La prohibición prohibida

Por YASHUAbcn - 9 de Agosto, 2008, 22:05, Categoría: Las PAREDES HABLANTES

La prohibición prohibida.

Hacia un comportamiento compartido que haga innecesaria la prohibición.

El famoso eslogan del prohibido prohibir tenía una segunda parte que no fue escrita en las paredes, en todo caso la presuponía; y era el supuesto de un pensamiento racional. La prohibición es un ultraje cuando trata al ser pensante como a un ser inmaduro incapaz de autorregularse. La prohibición es la forma verbal de la represión más generalizada y ruín. Prohibir una conducta es negar su extraversión. Prohibirle a alguien su modo de pensar y de actuar es prohibirle su existencia como ser. 

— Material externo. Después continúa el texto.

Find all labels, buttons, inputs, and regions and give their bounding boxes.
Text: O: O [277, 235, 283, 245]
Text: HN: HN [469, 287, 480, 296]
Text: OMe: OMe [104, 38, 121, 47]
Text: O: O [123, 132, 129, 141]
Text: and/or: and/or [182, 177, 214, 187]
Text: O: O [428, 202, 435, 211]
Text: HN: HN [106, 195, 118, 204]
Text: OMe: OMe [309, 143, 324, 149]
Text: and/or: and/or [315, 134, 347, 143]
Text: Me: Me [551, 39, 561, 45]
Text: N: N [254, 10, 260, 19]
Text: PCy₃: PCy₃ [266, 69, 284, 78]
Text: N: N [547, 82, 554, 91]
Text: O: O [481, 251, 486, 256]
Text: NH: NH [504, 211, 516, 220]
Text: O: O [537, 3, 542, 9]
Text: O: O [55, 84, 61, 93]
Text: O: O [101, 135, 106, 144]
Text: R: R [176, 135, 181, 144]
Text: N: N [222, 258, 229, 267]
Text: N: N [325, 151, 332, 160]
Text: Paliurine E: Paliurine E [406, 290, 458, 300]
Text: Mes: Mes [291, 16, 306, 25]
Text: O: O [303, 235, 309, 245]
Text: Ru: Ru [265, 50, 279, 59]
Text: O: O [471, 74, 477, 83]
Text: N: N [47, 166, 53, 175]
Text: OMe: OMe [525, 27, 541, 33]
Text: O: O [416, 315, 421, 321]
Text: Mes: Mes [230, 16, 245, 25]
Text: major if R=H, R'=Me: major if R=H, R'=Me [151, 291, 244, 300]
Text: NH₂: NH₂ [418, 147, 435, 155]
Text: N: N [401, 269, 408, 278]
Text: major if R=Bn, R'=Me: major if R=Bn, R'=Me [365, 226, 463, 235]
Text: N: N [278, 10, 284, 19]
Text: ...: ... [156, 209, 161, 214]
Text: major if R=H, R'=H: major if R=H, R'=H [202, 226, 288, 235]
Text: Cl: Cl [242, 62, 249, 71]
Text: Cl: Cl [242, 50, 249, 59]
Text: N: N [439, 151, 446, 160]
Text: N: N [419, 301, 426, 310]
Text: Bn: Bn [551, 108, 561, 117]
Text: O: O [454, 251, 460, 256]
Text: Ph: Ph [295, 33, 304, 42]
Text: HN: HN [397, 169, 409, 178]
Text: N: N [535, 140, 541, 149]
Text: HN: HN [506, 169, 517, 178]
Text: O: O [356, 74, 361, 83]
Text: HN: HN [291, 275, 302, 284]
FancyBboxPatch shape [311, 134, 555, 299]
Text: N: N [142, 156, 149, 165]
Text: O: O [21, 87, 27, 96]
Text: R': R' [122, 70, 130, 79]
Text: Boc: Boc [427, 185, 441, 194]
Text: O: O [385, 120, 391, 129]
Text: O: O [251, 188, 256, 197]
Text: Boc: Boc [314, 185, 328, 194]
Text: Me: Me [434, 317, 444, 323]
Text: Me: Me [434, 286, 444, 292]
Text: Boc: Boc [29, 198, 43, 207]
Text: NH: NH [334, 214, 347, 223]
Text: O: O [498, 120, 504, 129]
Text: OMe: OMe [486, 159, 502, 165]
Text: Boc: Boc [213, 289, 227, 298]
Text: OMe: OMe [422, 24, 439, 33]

La cuestión es que desde que el ser explora su entorno desde la primera niñez, los agentes que están o protegen este mismo entorno y al sujeto indefenso que se mueve en él, no paran de emitir prohibiciones sobre como debe funcionar  ese nuevo ser que tantea su relación con el espacio y con las cosas que contiene. Pero la exploración pide el trato fluído con las cosas, probar su elasticidad, su función, su espíritu.  Para quien es prohibido en su sensibilidad, en sus intenciones, en su conducta cuando todo esto es legítimo para sí mismo y adecuado a las circunstancias, la experiencia represiva recibida se traduce en malformaciones ideológicas y en traumas psíquicos. La prohibición tiene los vocablos terribles de la negación y el no suena como una voz estridente, limitante, castradora y destructora.

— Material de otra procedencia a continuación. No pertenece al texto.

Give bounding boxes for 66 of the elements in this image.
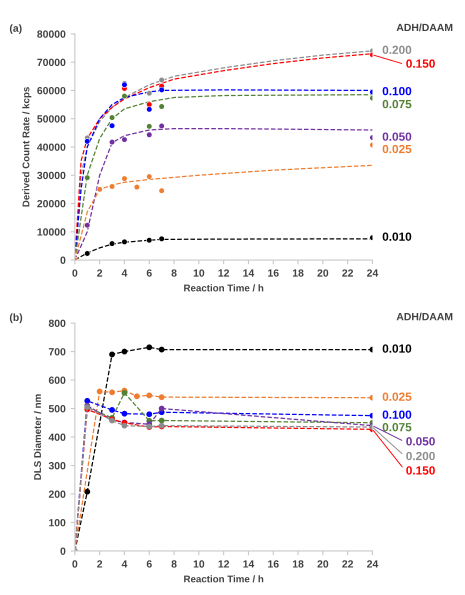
x-tick-label: 16 bbox=[268, 269, 279, 277]
series-label: 0.200 bbox=[382, 46, 412, 54]
y-tick-label: 400 bbox=[48, 434, 66, 441]
legend-title: ADH/DAAM bbox=[396, 24, 452, 32]
x-tick-label: 2 bbox=[97, 269, 102, 277]
x-tick-label: 4 bbox=[122, 269, 128, 277]
x-axis-title: Reaction Time / h bbox=[184, 284, 264, 292]
text: 0.010 bbox=[382, 232, 412, 241]
x-tick-label: 0 bbox=[72, 269, 78, 277]
x-tick-label: 10 bbox=[194, 560, 204, 568]
x-tick-label: 24 bbox=[367, 269, 378, 277]
y-axis-title: DLS Diameter / nm bbox=[34, 394, 42, 480]
legend-label: 0.075 bbox=[382, 422, 412, 432]
y-tick-label: 100 bbox=[49, 518, 66, 526]
x-tick-label: 8 bbox=[172, 560, 177, 568]
y-tick-label: 0 bbox=[60, 256, 66, 264]
y-tick-label: 600 bbox=[48, 376, 66, 384]
x-tick-label: 20 bbox=[317, 269, 328, 277]
x-tick-label: 12 bbox=[218, 269, 230, 277]
y-tick-label: 300 bbox=[48, 462, 66, 470]
y-tick-label: 70000 bbox=[37, 58, 66, 66]
y-tick-label: 40000 bbox=[37, 143, 66, 151]
x-tick-label: 4 bbox=[122, 560, 128, 568]
x-tick-label: 14 bbox=[243, 269, 254, 277]
text: 0.150 bbox=[406, 466, 435, 475]
chart-title: (b) bbox=[10, 313, 22, 324]
x-tick-label: 8 bbox=[172, 269, 177, 277]
x-tick-label: 2 bbox=[97, 560, 102, 568]
x-tick-label: 12 bbox=[218, 560, 230, 568]
chart-title: (a) bbox=[10, 24, 22, 34]
y-tick-label: 0 bbox=[60, 547, 66, 555]
text: 0.200 bbox=[406, 452, 435, 460]
y-tick-label: 800 bbox=[48, 320, 66, 327]
text: 0.050 bbox=[382, 132, 412, 141]
text: 0.025 bbox=[382, 144, 412, 154]
x-tick-label: 24 bbox=[367, 560, 378, 568]
y-tick-label: 10000 bbox=[38, 228, 66, 236]
x-axis-title: Reaction Time / h bbox=[184, 575, 264, 583]
text: 0.075 bbox=[382, 100, 412, 108]
y-tick-label: 80000 bbox=[37, 30, 66, 38]
x-tick-label: 18 bbox=[292, 269, 304, 277]
x-tick-label: 6 bbox=[146, 269, 152, 277]
y-tick-label: 60000 bbox=[37, 86, 66, 94]
x-tick-label: 22 bbox=[342, 560, 354, 568]
y-tick-label: 700 bbox=[48, 348, 66, 356]
x-tick-label: 0 bbox=[72, 560, 78, 568]
y-tick-label: 500 bbox=[48, 405, 66, 412]
legend-label: 0.050 bbox=[406, 437, 435, 446]
legend-title: ADH/DAAM bbox=[396, 312, 452, 320]
y-axis-title: Derived Count Rate / kcps bbox=[22, 87, 32, 207]
legend-label: 0.150 bbox=[406, 59, 435, 68]
x-tick-label: 6 bbox=[146, 560, 152, 568]
y-tick-label: 200 bbox=[48, 490, 66, 498]
legend-label: 0.010 bbox=[382, 344, 412, 353]
text: 0.100 bbox=[382, 86, 412, 96]
legend-label: 0.100 bbox=[382, 410, 412, 419]
y-tick-label: 20000 bbox=[37, 200, 66, 208]
y-tick-label: 50000 bbox=[37, 115, 66, 123]
legend-label: 0.025 bbox=[382, 392, 412, 401]
x-tick-label: 16 bbox=[268, 560, 279, 568]
x-tick-label: 10 bbox=[194, 269, 204, 277]
x-tick-label: 22 bbox=[342, 269, 354, 277]
x-tick-label: 20 bbox=[317, 560, 328, 568]
y-tick-label: 30000 bbox=[37, 172, 66, 180]
x-tick-label: 18 bbox=[292, 560, 304, 568]
x-tick-label: 14 bbox=[243, 560, 254, 568]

Forma parte de la lógica del sistema social que se estructura en clases y en divisiones profesionales con una multitud inmensa de roles de control, el hecho de que  infinitos discursos funcionen con el no como voz primera. Tratar de vivir en una sociedad sin prohibiciones, expresas o sutiles, es el deseo tan utópico como ucrónico en el que gastar toda una vida intelectual y pasional. Es un reto por una esperanza de color y el de  vivir a favor del diseño de una persona mental y conductual capaz de vivir integralmente desde la fluidez de sus experiencias y discursos sin dañar a nadie, a nada ni tampoco a sí mismo.

La lucha contra los valores regentes es la lucha contra las prohibiciones que impiden la libertad, la paz, el arte y el amor. Contra la infinidad de noes  acerca de lo que no se puede y no se nos deja hacer contraponemos los síes a favor de todo aquello que nos falta y que es tan necesario como el oxígeno con el que respirar. Sin embargo una aproximación más detallada a cada sí evidencia un no encerrado. El sí a la vida, el sí a la libertad, el sí a la verdad comportan sus complementos opuestos del no a la muerte, del no a la esclavitud o del no a la mentira.

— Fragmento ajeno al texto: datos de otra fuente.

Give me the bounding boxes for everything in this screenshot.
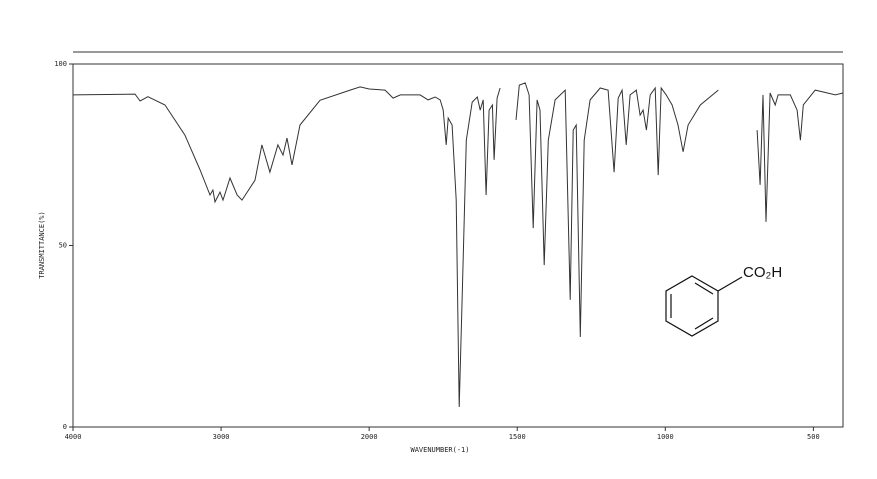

Es así que la prohibición de prohibir es también una prohibición que no resuelve el concepto contra el que se levanta; el mismo predicado lo contiene. Mientras la sociedad de los peligros y de la inmadurez evolutiva de sus habitantes persista, la prohibición seguirá como un paradigma regente. Otra cuestión es que haya que recualificarse muchas de las prohibiciones y depurar aquellas objetivamente necesarias de las que son objetivamente negativas. Nos toca apelar a las leyes cuando éstas, en sus coacciones, preservan un bien público y garantizan la paz o nos toca apelar a su derogación cuando persisten en su antigüedad clasista e injusta. La ley como el fuego es ambivalente. Puede calentar pero también quemar, puede proteger y también destruir.

Una multitud de slogans que permanecen más o menos tiempo en las paredes de las ciudades van en contra de prohibiciones injustas pero otra multitud de ellos están por la erradicación de conductas de explotación, de segregación o de contaminación, por lo tanto por su prohibición. El prohibido prohibir del Paris de 1968 contaba con la fuerza de la inteligencia y la capacidad de autorregulación de la gente para hacer de la sociedad un espacio habitable y armónico, hoy en día una ingente cantidad de conductas públicas son temibles y antagónicas con la vida colectiva y con la paz social. Los términos de las luchas pendientes están claros: por la vida comunitaria tranquila basada en la concordia y el respeto y por la supresión de todos aquellos comportamientos lesivos, vengan de donde vengan: de las instancias de poder o de  los barrios, de la gente rica o de la gente pobre, desde planes especulativos o desde la estulticia.